Les sociétés pharmaceutiques n’ont pas créé beaucoup de nouveaux antibiotiques depuis des années parce qu’il y a peu d’incitations pour les encourager, a déclaré Schwartz.
De plus, commercialiser de nouveaux antibiotiques n’importe où dans le monde est un défi car ils doivent fonctionner très bien, d’un seul coup, sans nous nuire.
Les médecins spécialistes des maladies infectieuses au Canada en particulier ont les mains liées lorsqu’ils recherchent les antibiotiques les plus récents par rapport à leurs homologues américains, a noté Schwartz.
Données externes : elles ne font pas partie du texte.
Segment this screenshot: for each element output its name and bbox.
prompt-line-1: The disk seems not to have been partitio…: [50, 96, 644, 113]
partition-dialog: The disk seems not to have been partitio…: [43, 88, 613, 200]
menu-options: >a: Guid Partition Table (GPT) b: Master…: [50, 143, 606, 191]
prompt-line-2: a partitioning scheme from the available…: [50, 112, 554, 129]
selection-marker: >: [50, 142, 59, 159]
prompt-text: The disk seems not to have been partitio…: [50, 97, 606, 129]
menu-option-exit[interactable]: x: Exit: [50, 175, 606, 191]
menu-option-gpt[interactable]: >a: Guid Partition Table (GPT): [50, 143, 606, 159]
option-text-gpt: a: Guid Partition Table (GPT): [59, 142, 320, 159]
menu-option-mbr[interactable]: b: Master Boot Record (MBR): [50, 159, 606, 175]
La semaine dernière, le Conseil des académies canadiennes a publié un rapport, Surmonter la résistancepour encourager les sociétés pharmaceutiques à rendre disponibles des médicaments de grande valeur dans ce pays.
D’ici là, l’objectif du Canada est de garder les superbactéries hors des milieux vulnérables, comme les hôpitaux et les soins de longue durée, dans la mesure du possible.